De rechtbank is van oordeel dat, bezien vanuit de positie van een redelijk denkende en handelende eigenaresse, aanleiding bestond rekening te houden met de kans dat de planologische situatie op het onderhavige perceel zou gaan veranderen in een voor haar negatieve zin. De situatie op 10 maart 1995 was naar het oordeel van de rechtbank, gegeven de uitermate beperkte mogelijkheden, die het ontwerpbestemmingsplan op dat moment bood, zodanig dat een redelijk denkend koper er van zou hebben afgezien over te gaan tot verwerving van het perceel dan wel, indien het perceel reeds verworven zou zijn, zou overgaan tot spoedige realisering van de bestemming. Eiseres heeft de grond verworven doch is niet overgegaan tot realisering van de bestemming. Het risico van een voor eiseres negatieve wijziging van het bestemmingsplan dient, gelet op het vorenstaande, bij eiseres te worden gelegd.
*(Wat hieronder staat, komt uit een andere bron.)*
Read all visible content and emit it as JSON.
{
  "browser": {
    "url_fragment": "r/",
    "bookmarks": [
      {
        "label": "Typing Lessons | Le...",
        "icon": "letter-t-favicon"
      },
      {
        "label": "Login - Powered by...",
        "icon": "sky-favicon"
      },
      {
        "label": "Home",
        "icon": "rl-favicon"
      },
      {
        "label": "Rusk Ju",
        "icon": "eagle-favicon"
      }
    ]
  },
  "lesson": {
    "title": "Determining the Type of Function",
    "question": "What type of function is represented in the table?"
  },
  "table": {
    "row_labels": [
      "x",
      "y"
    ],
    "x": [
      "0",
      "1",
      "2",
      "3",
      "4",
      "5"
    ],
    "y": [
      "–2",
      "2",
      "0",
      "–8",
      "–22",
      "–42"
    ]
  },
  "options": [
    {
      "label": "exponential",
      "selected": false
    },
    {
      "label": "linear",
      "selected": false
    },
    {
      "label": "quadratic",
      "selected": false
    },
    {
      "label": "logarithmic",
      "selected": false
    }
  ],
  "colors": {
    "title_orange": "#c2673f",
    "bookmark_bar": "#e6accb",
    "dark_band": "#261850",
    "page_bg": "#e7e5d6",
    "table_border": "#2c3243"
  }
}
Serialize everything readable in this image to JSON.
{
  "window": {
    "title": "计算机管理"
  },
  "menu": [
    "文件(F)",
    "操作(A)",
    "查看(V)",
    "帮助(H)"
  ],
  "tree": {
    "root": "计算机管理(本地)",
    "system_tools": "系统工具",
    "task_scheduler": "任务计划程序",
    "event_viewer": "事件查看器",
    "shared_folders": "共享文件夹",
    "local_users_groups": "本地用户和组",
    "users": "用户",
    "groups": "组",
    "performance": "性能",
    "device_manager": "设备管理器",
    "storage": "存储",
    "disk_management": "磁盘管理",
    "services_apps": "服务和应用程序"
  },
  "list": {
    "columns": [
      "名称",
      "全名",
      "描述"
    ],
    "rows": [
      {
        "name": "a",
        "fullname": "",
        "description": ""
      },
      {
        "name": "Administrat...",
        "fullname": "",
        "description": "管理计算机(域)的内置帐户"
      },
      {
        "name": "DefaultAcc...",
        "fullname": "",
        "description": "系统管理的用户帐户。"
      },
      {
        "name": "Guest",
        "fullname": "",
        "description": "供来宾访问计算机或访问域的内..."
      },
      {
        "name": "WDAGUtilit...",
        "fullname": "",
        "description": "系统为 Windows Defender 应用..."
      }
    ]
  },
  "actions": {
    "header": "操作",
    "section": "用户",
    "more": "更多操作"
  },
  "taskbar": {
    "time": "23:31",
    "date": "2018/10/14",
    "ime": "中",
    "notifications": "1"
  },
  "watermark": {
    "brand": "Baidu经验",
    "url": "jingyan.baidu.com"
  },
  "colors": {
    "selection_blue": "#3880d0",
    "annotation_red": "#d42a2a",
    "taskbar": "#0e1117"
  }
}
Op grond van het bovenstaande is de rechtbank van oordeel dat het bestreden besluit in rechte in stand kan worden gelaten.
Voor zover het beroep zich richt tegen het niet tijdig beslissen door verweerder op het bezwaarschrift van eiseres is de rechtbank van oordeel dat het beroep niet-ontvankelijk dient te worden verklaard aangezien het belang van eiseres bij behandeling van dit beroep met het bestreden besluit is komen te vervallen.
De rechtbank acht het, gelet op het bepaalde in artikel 8:75 van de Awb, billijk verweerder te veroordelen in de kosten die eiseres redelijkerwijs heeft moeten maken in verband met de behandeling van dit beroep, zijnde € 644,00 en reiskosten zijnde € 11,54.
Beslist wordt derhalve als volgt:
4. Beslissing
De Rechtbank Almelo,
Recht doende:
- verklaart het beroep, voor zover gericht tegen het niet tijdig beslissen door verweerder op het bezwaarschrift van eiseres, niet-ontvankelijk;
- veroordeelt verweerder in de door eiseres gemaakte proceskosten, welke kosten worden bepaald op € 655,54, door verweerders gemeente te betalen aan eiseres;
- verstaat dat verweerder aan eiseres het griffierecht ad € 276,00 vergoedt;
- verklaart het beroep voor het overige ongegrond.
Tegen deze uitspraak staat binnen zes weken na verzending hoger beroep open bij de Afdeling bestuursrechtspraak van de Raad van State te Den Haag.
Aldus gegeven door mr. W.M.B. Elferink, in tegenwoordigheid van mr. G.J.M. Annink als griffier.